Generationenwechsel im Figurentheater. Im Gespräch mit Seta Guetsoyan

Von Sebastian Köthe

Das Figurentheater-Kolleg Bochum hat in den Laboren „Innovationen“ und „Generationen“ Begegnungsräume für erfahrene und junge Spieler*innen geschaffen. Neben inhaltlichen Diskussionen über neue Technologien, das Spielen mit Objekten oder geschlechtergerechte Sprache ging es dabei auch um die Frage des Vermächtnisses: Wie übergibt man eine Sammlung von Figuren, ein persönliches Netzwerk oder gar ein Theater? Zum Interview von Sebastian Köthe.

LABOR – Die Innovationen und Die Generationen

Sebastian Köthe: Wie bist Du zum Figurentheater gekommen und was machst Du da?

Seta Guetsoyan: Ich habe lange frei gearbeitet und im Ruhrgebiet Produktionen von Theatergruppen und Festivals verantwortet. 2012 habe ich die Produktionsleitung der FIDENA, dem Figurentheaterfestival in Bochum übernommen. Seitdem bin ich beim Figurentheater „kleben geblieben“. Nachdem Birgit Hollack nach 36 Jahren als Leiterin am Figurentheater-Kolleg Bochum 2019 aufhörte, bin ich ihre Nachfolgerin geworden. Auch darum interessiert mich das Thema „Generationen“ so sehr – das ist eine wichtige kulturpolitische Frage für Künstler*innen wie auch für Institutionen.

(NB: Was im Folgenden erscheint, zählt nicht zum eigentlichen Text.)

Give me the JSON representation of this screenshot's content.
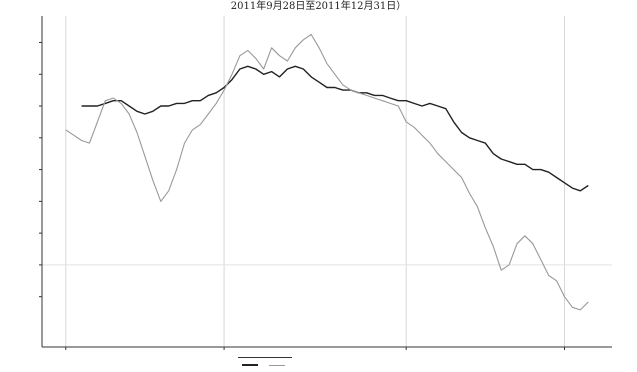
{
  "caption": "2011年9月28日至2011年12月31日）",
  "chart_data": {
    "type": "line",
    "title": "",
    "xlabel": "",
    "ylabel": "",
    "x": [
      0,
      1,
      2,
      3,
      4,
      5,
      6,
      7,
      8,
      9,
      10,
      11,
      12,
      13,
      14,
      15,
      16,
      17,
      18,
      19,
      20,
      21,
      22,
      23,
      24,
      25,
      26,
      27,
      28,
      29,
      30,
      31,
      32,
      33,
      34,
      35,
      36,
      37,
      38,
      39,
      40,
      41,
      42,
      43,
      44,
      45,
      46,
      47,
      48,
      49,
      50,
      51,
      52,
      53,
      54,
      55,
      56,
      57,
      58,
      59,
      60,
      61,
      62,
      63,
      64,
      65,
      66
    ],
    "xlim": [
      -3,
      69
    ],
    "ylim": [
      -0.25,
      1.0
    ],
    "grid": {
      "x": true,
      "y": false
    },
    "x_ticks": [
      {
        "x": 0,
        "label": ""
      },
      {
        "x": 20,
        "label": ""
      },
      {
        "x": 43,
        "label": ""
      },
      {
        "x": 63,
        "label": ""
      }
    ],
    "y_ticks": [
      {
        "y": 0.9,
        "label": ""
      },
      {
        "y": 0.78,
        "label": ""
      },
      {
        "y": 0.66,
        "label": ""
      },
      {
        "y": 0.54,
        "label": ""
      },
      {
        "y": 0.42,
        "label": ""
      },
      {
        "y": 0.3,
        "label": ""
      },
      {
        "y": 0.18,
        "label": ""
      },
      {
        "y": 0.06,
        "label": ""
      },
      {
        "y": -0.06,
        "label": ""
      }
    ],
    "series": [
      {
        "name": "",
        "color": "#222222",
        "values": [
          null,
          null,
          0.66,
          0.66,
          0.66,
          0.67,
          0.68,
          0.68,
          0.66,
          0.64,
          0.63,
          0.64,
          0.66,
          0.66,
          0.67,
          0.67,
          0.68,
          0.68,
          0.7,
          0.71,
          0.73,
          0.76,
          0.8,
          0.81,
          0.8,
          0.78,
          0.79,
          0.77,
          0.8,
          0.81,
          0.8,
          0.77,
          0.75,
          0.73,
          0.73,
          0.72,
          0.72,
          0.71,
          0.71,
          0.7,
          0.7,
          0.69,
          0.68,
          0.68,
          0.67,
          0.66,
          0.67,
          0.66,
          0.65,
          0.6,
          0.56,
          0.54,
          0.53,
          0.52,
          0.48,
          0.46,
          0.45,
          0.44,
          0.44,
          0.42,
          0.42,
          0.41,
          0.39,
          0.37,
          0.35,
          0.34,
          0.36
        ]
      },
      {
        "name": "",
        "color": "#999999",
        "values": [
          0.57,
          0.55,
          0.53,
          0.52,
          0.6,
          0.68,
          0.69,
          0.67,
          0.63,
          0.56,
          0.47,
          0.38,
          0.3,
          0.34,
          0.42,
          0.52,
          0.57,
          0.59,
          0.63,
          0.67,
          0.72,
          0.78,
          0.85,
          0.87,
          0.84,
          0.8,
          0.88,
          0.85,
          0.83,
          0.88,
          0.91,
          0.93,
          0.88,
          0.82,
          0.78,
          0.74,
          0.72,
          0.71,
          0.7,
          0.69,
          0.68,
          0.67,
          0.66,
          0.6,
          0.58,
          0.55,
          0.52,
          0.48,
          0.45,
          0.42,
          0.39,
          0.33,
          0.28,
          0.2,
          0.13,
          0.04,
          0.06,
          0.14,
          0.17,
          0.14,
          0.08,
          0.02,
          0.0,
          -0.06,
          -0.1,
          -0.11,
          -0.08
        ]
      }
    ],
    "legend": {
      "position": "bottom",
      "labels": [
        "",
        ""
      ]
    }
  }
}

Welche Themen bewegen das Figurentheater-Kolleg zurzeit?

Wir sind die einzige staatlich anerkannte Weiterbildungseinrichtung, an der man durch Weiterbildung Figurenspieler*in werden kann. Auch in unserer Teilnehmerschaft bahnt sich das Muss eines Generationenwechsels an und so wir haben uns in den letzten Jahren mithilfe von Projektmitteln für die Zukunft neu aufgestellt. Wir haben uns zum Beispiel im Feld Figurentheater und Digitalität neu positioniert. Welche neuen Formen und Tendenzen gibt es da? Wie können sich Künstler*innen in diesem Bereich Wissen aneignen? Ist das in so hochkomplexen Bereichen überhaupt möglich? Die Technologien sind ja nicht einfach zu verstehen. Teilweise lernen Leute 3D-Druck, Animatronik oder Programme wie Blender jahrelang. Nebenberuflich ist das eine große Herausforderung. Dafür neue Unterrichtsmethoden zu finden, steht auf unserer Agenda und damit verbunden die Frage: „Wie können neue Fördermöglichkeiten und -formen für die Weiterbildung von Figurenspieler*innen gefunden werden?“

Weiterbildung ist für Künstler*innen also eine besondere Herausforderung?

Die Zeit in den Laboren hat uns das strukturelle Problem noch einmal vor Augen geführt: Wie können sich professionelle Künstler*innen Weiterbildung überhaupt leisten? Sie müssen sich Urlaub nehmen, die Weiterbildung bezahlen, vielleicht noch eine Unterkunft finden. Und es gibt keine Förderprogramme dafür! Wir konnten die Labore dafür nutzen, um darüber nachzudenken, wie Künstler*innen lernen und sich vernetzen wollen.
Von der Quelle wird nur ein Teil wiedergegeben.